Though sudden, the explosion of tabloid shows should not be surprising. There is no reason why TV should not have its own version of the New York Daily News or even the National Enquirer, alongside World News Tonight and The MacNeil/Lehrer NewsHour. "I see myself as an alternative vision," says Rivera, "not one dictated by the suits on Sixth Avenue ((Manhattan's network row))." Although his antics often seem self-aggrandizing and overwrought, Geraldo finds the TV universe is big enough for him too.

Still, once sex and violence start drawing ratings, the slope can be slippery. NBC is the only network not to have a weekly hour of news programming in prime time; yet it had no trouble finding two hours for Geraldo's devil special (being produced under the auspices of the entertainment division, not news). TV's new fascination with real-life crime, moreover, has the whiff of pandering. The correspondents on 60 Minutes have been called prosecutorial, but they at least come armed with sheaves of evidence. The hot-button journalists of The Reporters and other tabloid shows pursue their prey with little more than inflammatory narration and lurid "re- creations" of the crime. The appeal is to knee-jerk emotions, fears and fantasies of revenge.

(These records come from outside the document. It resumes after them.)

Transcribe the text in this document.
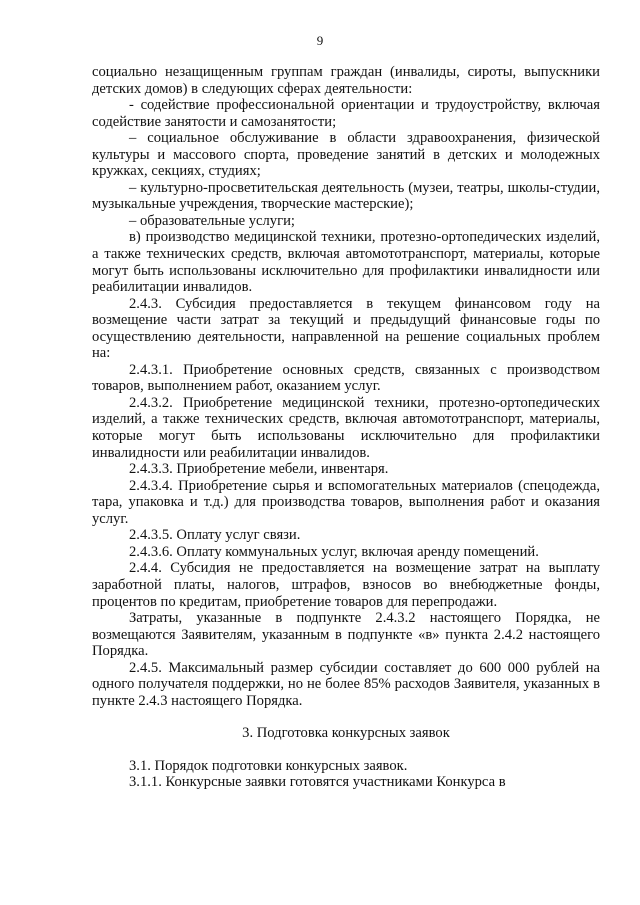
9

социально незащищенным группам граждан (инвалиды, сироты, выпускники детских домов) в следующих сферах деятельности:

- содействие профессиональной ориентации и трудоустройству, включая содействие занятости и самозанятости;

– социальное обслуживание в области здравоохранения, физической культуры и массового спорта, проведение занятий в детских и молодежных кружках, секциях, студиях;

– культурно-просветительская деятельность (музеи, театры, школы-студии, музыкальные учреждения, творческие мастерские);

– образовательные услуги;

в) производство медицинской техники, протезно-ортопедических изделий, а также технических средств, включая автомототранспорт, материалы, которые могут быть использованы исключительно для профилактики инвалидности или реабилитации инвалидов.

2.4.3. Субсидия предоставляется в текущем финансовом году на возмещение части затрат за текущий и предыдущий финансовые годы по осуществлению деятельности, направленной на решение социальных проблем на:

2.4.3.1. Приобретение основных средств, связанных с производством товаров, выполнением работ, оказанием услуг.

2.4.3.2. Приобретение медицинской техники, протезно-ортопедических изделий, а также технических средств, включая автомототранспорт, материалы, которые могут быть использованы исключительно для профилактики инвалидности или реабилитации инвалидов.

2.4.3.3. Приобретение мебели, инвентаря.

2.4.3.4. Приобретение сырья и вспомогательных материалов (спецодежда, тара, упаковка и т.д.) для производства товаров, выполнения работ и оказания услуг.

2.4.3.5. Оплату услуг связи.

2.4.3.6. Оплату коммунальных услуг, включая аренду помещений.

2.4.4. Субсидия не предоставляется на возмещение затрат на выплату заработной платы, налогов, штрафов, взносов во внебюджетные фонды, процентов по кредитам, приобретение товаров для перепродажи.

Затраты, указанные в подпункте 2.4.3.2 настоящего Порядка, не возмещаются Заявителям, указанным в подпункте «в» пункта 2.4.2 настоящего Порядка.

2.4.5. Максимальный размер субсидии составляет до 600 000 рублей на одного получателя поддержки, но не более 85% расходов Заявителя, указанных в пункте 2.4.3 настоящего Порядка.

3. Подготовка конкурсных заявок

3.1. Порядок подготовки конкурсных заявок.

3.1.1. Конкурсные заявки готовятся участниками Конкурса в
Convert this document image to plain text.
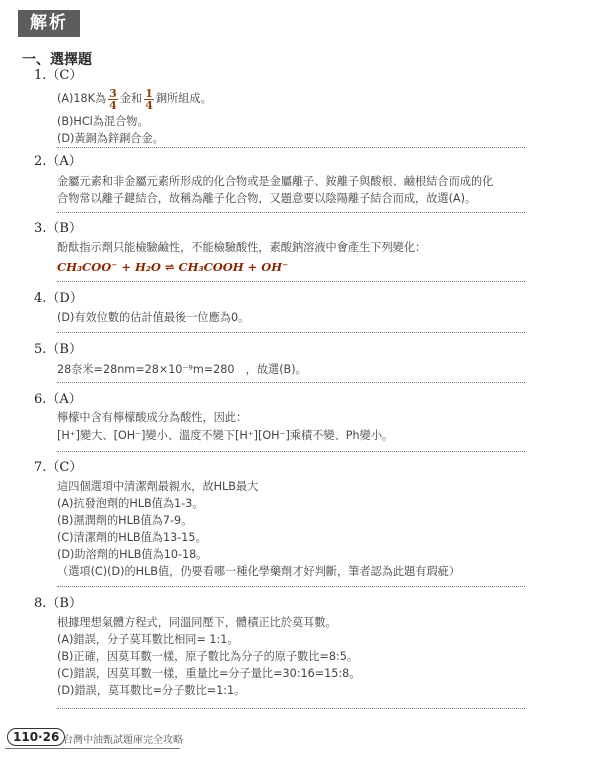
解析
一、選擇題
1.（C）
(A)18K為 $\frac{3}{4}$ 金和 $\frac{1}{4}$ 銅所組成。
(B)HCl為混合物。
(D)黃銅為鋅銅合金。
2.（A）
金屬元素和非金屬元素所形成的化合物或是金屬離子、銨離子與酸根、鹼根結合而成的化
合物常以離子鍵結合，故稱為離子化合物，又題意要以陰陽離子結合而成，故選(A)。
3.（B）
酚酞指示劑只能檢驗鹼性，不能檢驗酸性，素酸鈉溶液中會產生下列變化：
CH₃COO⁻ + H₂O ⇌ CH₃COOH + OH⁻
4.（D）
(D)有效位數的估計值最後一位應為0。
5.（B）
28奈米=28nm=28×10⁻⁹m=280　，故選(B)。
6.（A）
檸檬中含有檸檬酸成分為酸性，因此：
[H⁺]變大、[OH⁻]變小、溫度不變下[H⁺][OH⁻]乘積不變、Ph變小。
7.（C）
這四個選項中清潔劑最親水，故HLB最大
(A)抗發泡劑的HLB值為1-3。
(B)濕潤劑的HLB值為7-9。
(C)清潔劑的HLB值為13-15。
(D)助溶劑的HLB值為10-18。
（選項(C)(D)的HLB值，仍要看哪一種化學藥劑才好判斷，筆者認為此題有瑕疵）
8.（B）
根據理想氣體方程式，同溫同壓下，體積正比於莫耳數。
(A)錯誤，分子莫耳數比相同= 1:1。
(B)正確，因莫耳數一樣，原子數比為分子的原子數比=8:5。
(C)錯誤，因莫耳數一樣，重量比=分子量比=30:16=15:8。
(D)錯誤，莫耳數比=分子數比=1:1。
110·26 台灣中油甄試題庫完全攻略
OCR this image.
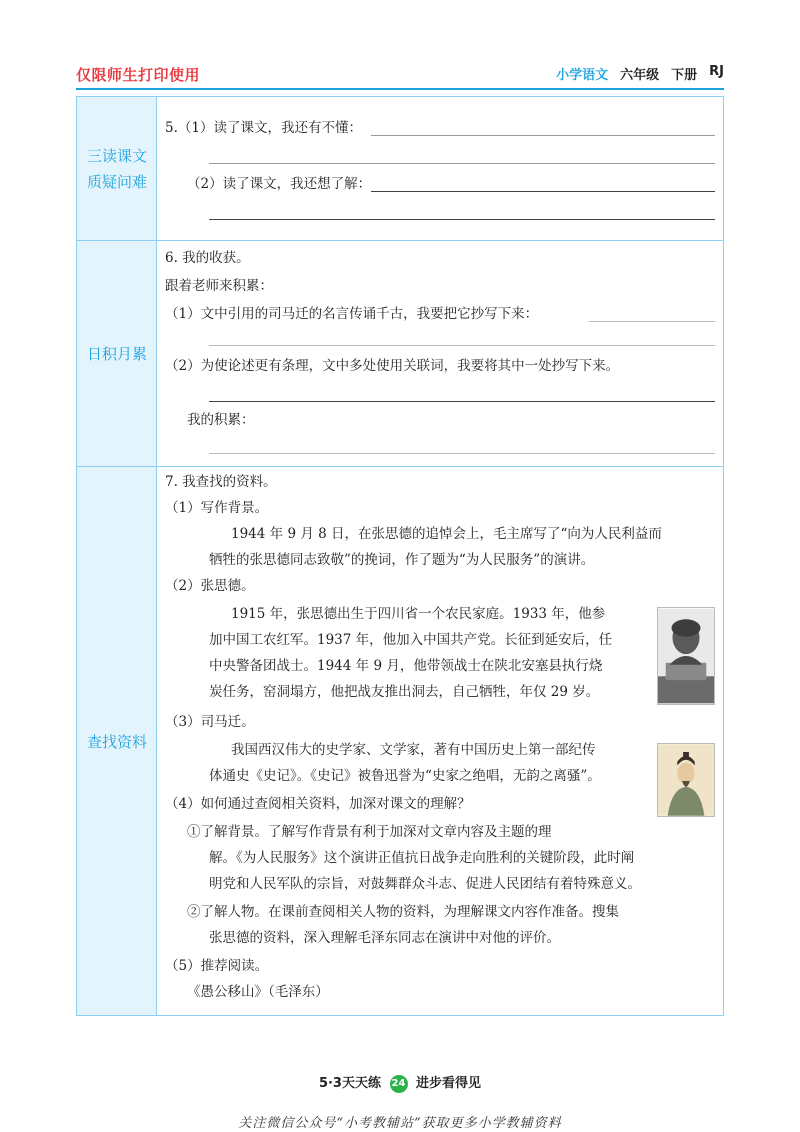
仅限师生打印使用	小学语文 六年级 下册 RJ
三读课文
质疑问难
5.（1）读了课文，我还有不懂：
（2）读了课文，我还想了解：
日积月累
6. 我的收获。
跟着老师来积累：
（1）文中引用的司马迁的名言传诵千古，我要把它抄写下来：
（2）为使论述更有条理，文中多处使用关联词，我要将其中一处抄写下来。
我的积累：
查找资料
7. 我查找的资料。
（1）写作背景。
1944 年 9 月 8 日，在张思德的追悼会上，毛主席写了“向为人民利益而
牺牲的张思德同志致敬”的挽词，作了题为“为人民服务”的演讲。
（2）张思德。
1915 年，张思德出生于四川省一个农民家庭。1933 年，他参
加中国工农红军。1937 年，他加入中国共产党。长征到延安后，任
中央警备团战士。1944 年 9 月，他带领战士在陕北安塞县执行烧
炭任务，窑洞塌方，他把战友推出洞去，自己牺牲，年仅 29 岁。
（3）司马迁。
我国西汉伟大的史学家、文学家，著有中国历史上第一部纪传
体通史《史记》。《史记》被鲁迅誉为“史家之绝唱，无韵之离骚”。
（4）如何通过查阅相关资料，加深对课文的理解？
①了解背景。了解写作背景有利于加深对文章内容及主题的理
解。《为人民服务》这个演讲正值抗日战争走向胜利的关键阶段，此时阐
明党和人民军队的宗旨，对鼓舞群众斗志、促进人民团结有着特殊意义。
②了解人物。在课前查阅相关人物的资料，为理解课文内容作准备。搜集
张思德的资料，深入理解毛泽东同志在演讲中对他的评价。
（5）推荐阅读。
《愚公移山》（毛泽东）
5·3天天练 24 进步看得见
关注微信公众号“小考教辅站”获取更多小学教辅资料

A few strands of human complexity can be found on this seamy beat. The new syndicated show On Trial, featuring footage from actual court cases, has drawn criticism for turning courtroom proceedings into entertainment. Yet the trial excerpts are gripping and ambiguous as only real life can be. And a syndicated special airing on local stations this month, Crimes of Violence, probes disturbingly into the psychology of several confessed criminals. The shock is how calmly detached from their acts many of these "brutal" offenders are. One soft-spoken rapist, pressed to show remorse for his crimes, responds at last: "I'm not gonna cry on national TV." Thanks -- we needed that.